If you’re expecting a baby or you already have a child, it’s an excellent idea to:

  • Learn cardiopulmonary resuscitation (CPR) as well as the Heimlich maneuver.
  • Keep important and emergency phone numbers stationed where caregivers can see them and add them to your contacts list in your cell phone. These can include the toll-free poison-control number (1-800-222-1222), your doctor’s number, parents’ work and cell phone numbers, neighbor’s or nearby relative’s number (if you may need someone to watch other children in an emergency).
  • Make a first-aid kit and save emergency instructions inside. Refill it as required.
  • Install smoke detectors and also carbon monoxide detectors.

 

When you select a crib, check it carefully to ensure that your baby’s sleep space is safe.
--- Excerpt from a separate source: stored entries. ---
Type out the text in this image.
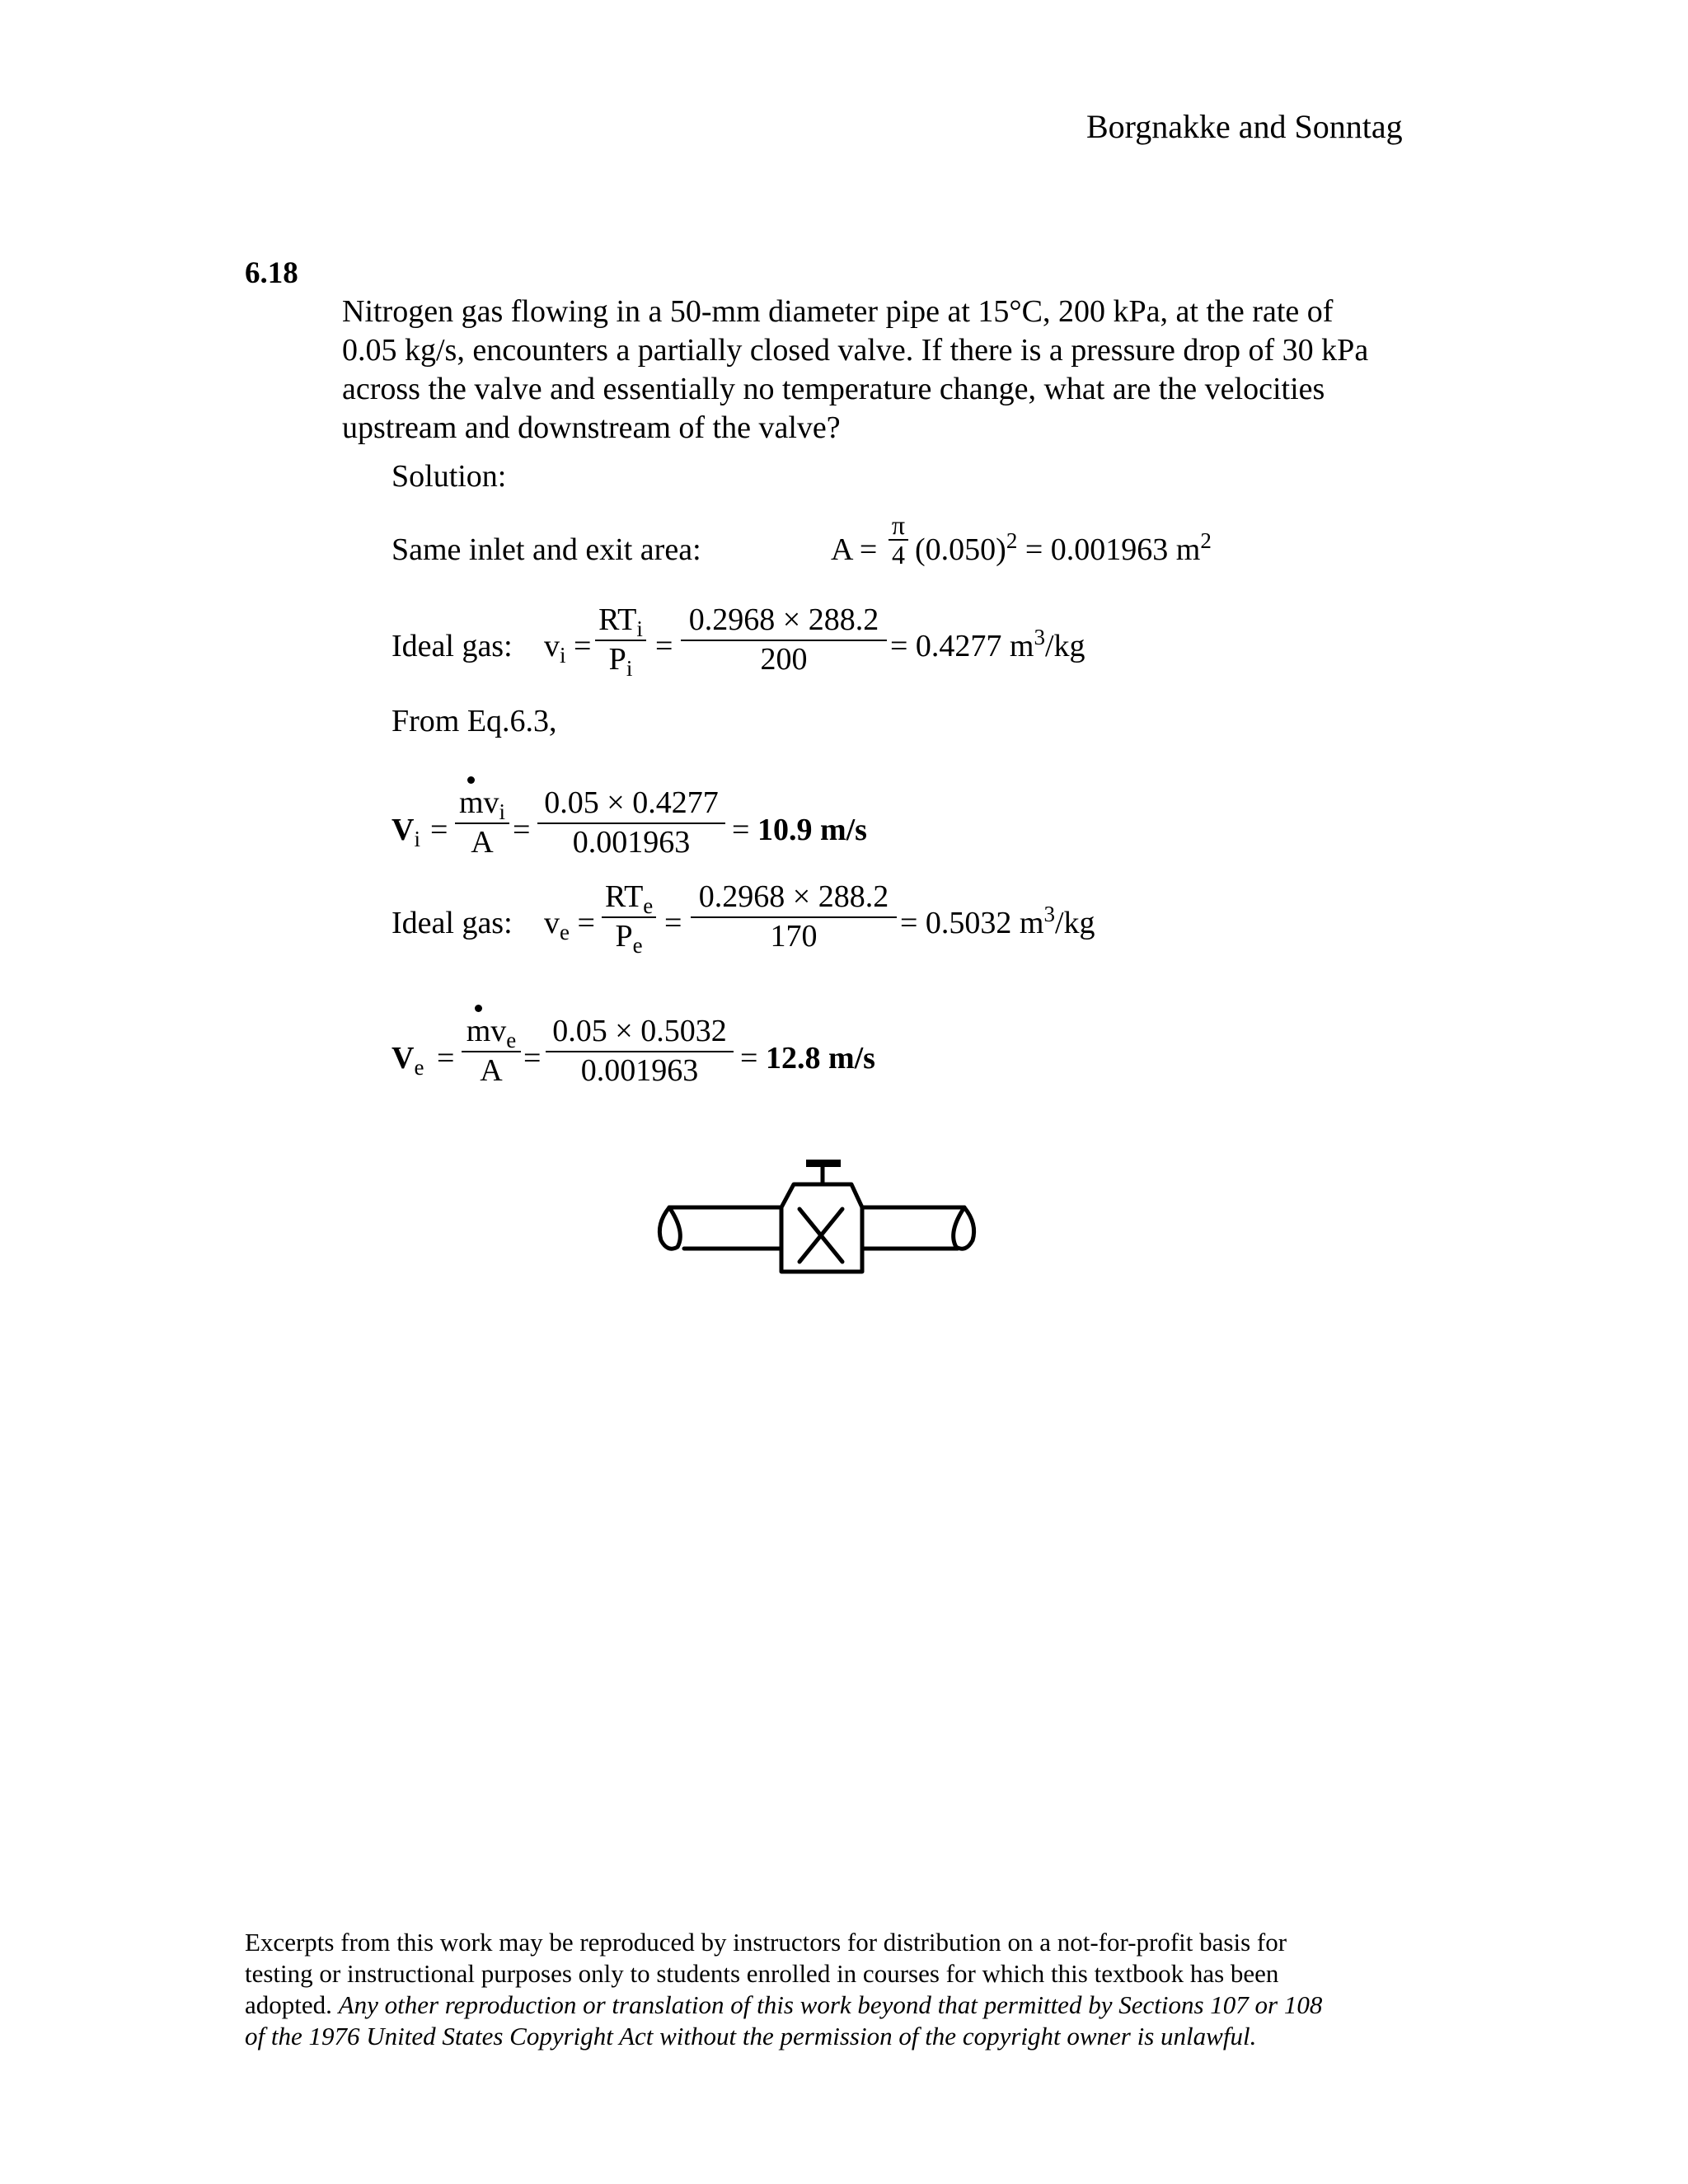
Borgnakke and Sonntag
6.18
Nitrogen gas flowing in a 50-mm diameter pipe at 15°C, 200 kPa, at the rate of
0.05 kg/s, encounters a partially closed valve. If there is a pressure drop of 30 kPa
across the valve and essentially no temperature change, what are the velocities
upstream and downstream of the valve?
Solution:
Same inlet and exit area:	$A = \frac{\pi}{4} (0.050)^2 = 0.001963$ $m^2$
Ideal gas: $v_i$ =
$RT_i$
$P_i$
= $\frac{0.2968 \times 288.2}{200} = 0.4277$ $m^3/kg$
From Eq.6.3,
$V_i$ =
$mv_i$
$A = \frac{0.05 \times 0.4277}{0.001963} = 10.9$ m/s
Ideal gas: $v_e$ =
$RT_e$
$P_e$
= $\frac{0.2968 \times 288.2}{170} = 0.5032$ $m^3/kg$
$V_e$ =
$mv_e$
$A = \frac{0.05 \times 0.5032}{0.001963} = 12.8$ m/s
Excerpts from this work may be reproduced by instructors for distribution on a not-for-profit basis for
testing or instructional purposes only to students enrolled in courses for which this textbook has been
adopted. Any other reproduction or translation of this work beyond that permitted by Sections 107 or 108
of the 1976 United States Copyright Act without the permission of the copyright owner is unlawful.
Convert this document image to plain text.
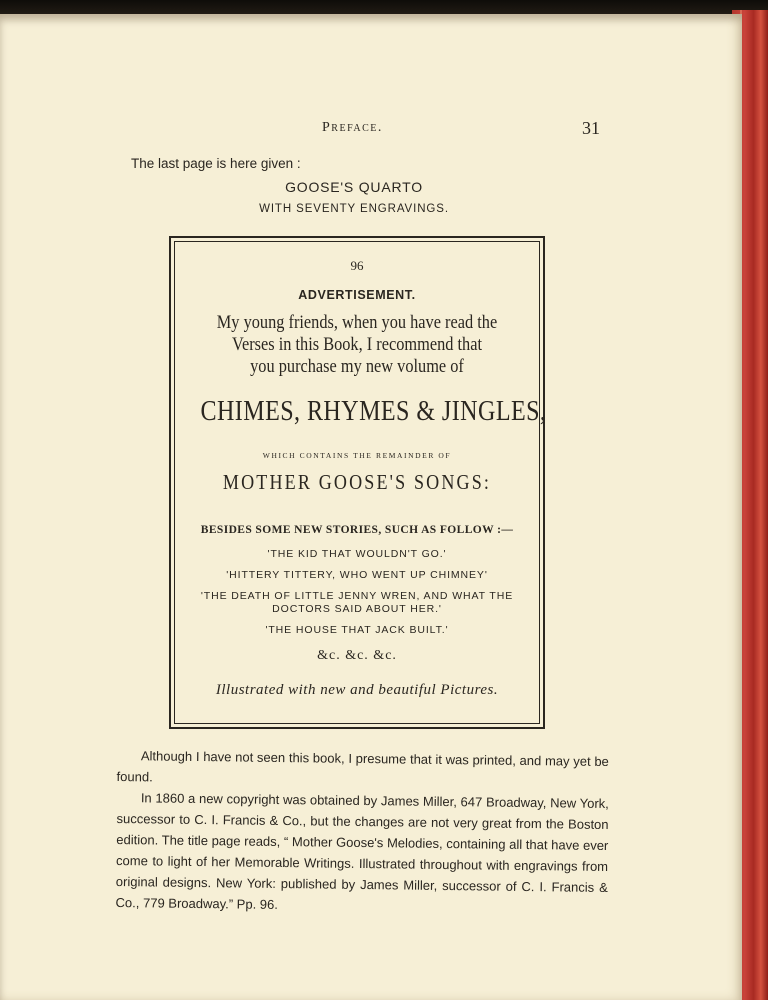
Preface.	31
The last page is here given :
GOOSE'S QUARTO
WITH SEVENTY ENGRAVINGS.
96
ADVERTISEMENT.
My young friends, when you have read the
Verses in this Book, I recommend that
you purchase my new volume of
CHIMES, RHYMES & JINGLES,
WHICH CONTAINS THE REMAINDER OF
MOTHER GOOSE'S SONGS:
BESIDES SOME NEW STORIES, SUCH AS FOLLOW :—
'THE KID THAT WOULDN'T GO.'
'HITTERY TITTERY, WHO WENT UP CHIMNEY'
'THE DEATH OF LITTLE JENNY WREN, AND WHAT THE
DOCTORS SAID ABOUT HER.'
'THE HOUSE THAT JACK BUILT.'
&c. &c. &c.
Illustrated with new and beautiful Pictures.
Although I have not seen this book, I presume that it was printed, and may yet be found.
In 1860 a new copyright was obtained by James Miller, 647 Broadway, New York, successor to C. I. Francis & Co., but the changes are not very great from the Boston edition. The title page reads, “ Mother Goose's Melodies, containing all that have ever come to light of her Memorable Writings. Illustrated throughout with engravings from original designs. New York: published by James Miller, successor of C. I. Francis & Co., 779 Broadway.” Pp. 96.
What to look for in a baby cribs with drawers:

  • A crib with no drop-side rail: The side rails should be unable to move. The U.S. Consumer Product Safety Commission (CPSC) banned the selling of drop-side rails for safety reasons. Do not purchase or accept a used crib with a drop-side rail.
  • Safe slat distance: The distance between slats should be no more than 2-3/8 inches (6 centimeters) to prevent infants from falling out and toddlers from trapping their heads between the slats.
  • The firmest mattress you can find. Don’t always rely on manufacturers’ labels — test it yourself by pushing rigidly on the center and all sides of the mattress. Ensure the mattress holds firm and springs back in place quickly. This is highly crucial because soft mattresses may play a role in sudden infant death syndrome (SIDS).
  • A mattress that fits comfortably in the crib. This prevents a baby from slipping in between the mattress and the crib sides. Be sure to remove any plastic mattress packaging before use. If you use a mattress pad, purchase one that fits securely.
  • Corner posts that are the correct height: If the crib has corner posts, they must be either at the same level with the top of the headboard and footboard— over 16 inches (41cm). Anything in between can be a potential strangulation hazard.

 

If you are getting a used crib, inspect it with extra care:

    • Avoid baby cribs with drawers older than 10 years of age: They most likely won’t meet the most recent safety standards. There may be an excessive amount of space between slats or decorative cut-outs in the headboard and footboard that can trap a baby’s head. A crib made before 1978 may have a finish that consists of lead, so a crib that has been in the family for generations won’t be the best one to utilize!
    • Check the condition of the baby crib: Check that the crib has all of its hardware and that all parts and slats are in excellent condition. Only use manufacturer-provided parts if any repairs are required. Ensure you have a manual to assemble it properly.

 

Choosing one of these Hands Free Diaper Pails will ensure that you minimize the risk of spreading germs not only to your infant but also throughout the home.

 

SAFETY NOTES:

  • Be sure to place your baby on his or her back to sleep.
  • Ensure that the crib has not been recalled by the manufacturer.
  • Check all screws and hardware frequently and tighten them if necessary.
  • A bare bed is the best option. Don’t put soft beddings or chewable toys (blankets, fluffy comforters, pillows, plush toys) in your baby’s crib. Any of these items could cause your toddler to suffocate.
  • Remove mobiles when your baby starts to push to his or her hands and knees or when your baby turns 5 months old, whichever one comes first.
  • Never put a crib near a window or curtains. Your baby could possibly fall or become entangled in window blind and drape cords.
  • Remove bibs and necklaces from your baby’s neck before placing your baby in the crib.
  • Don’t hang toys by strings.
  • Ensure sleepwear and sheets are flame retardant.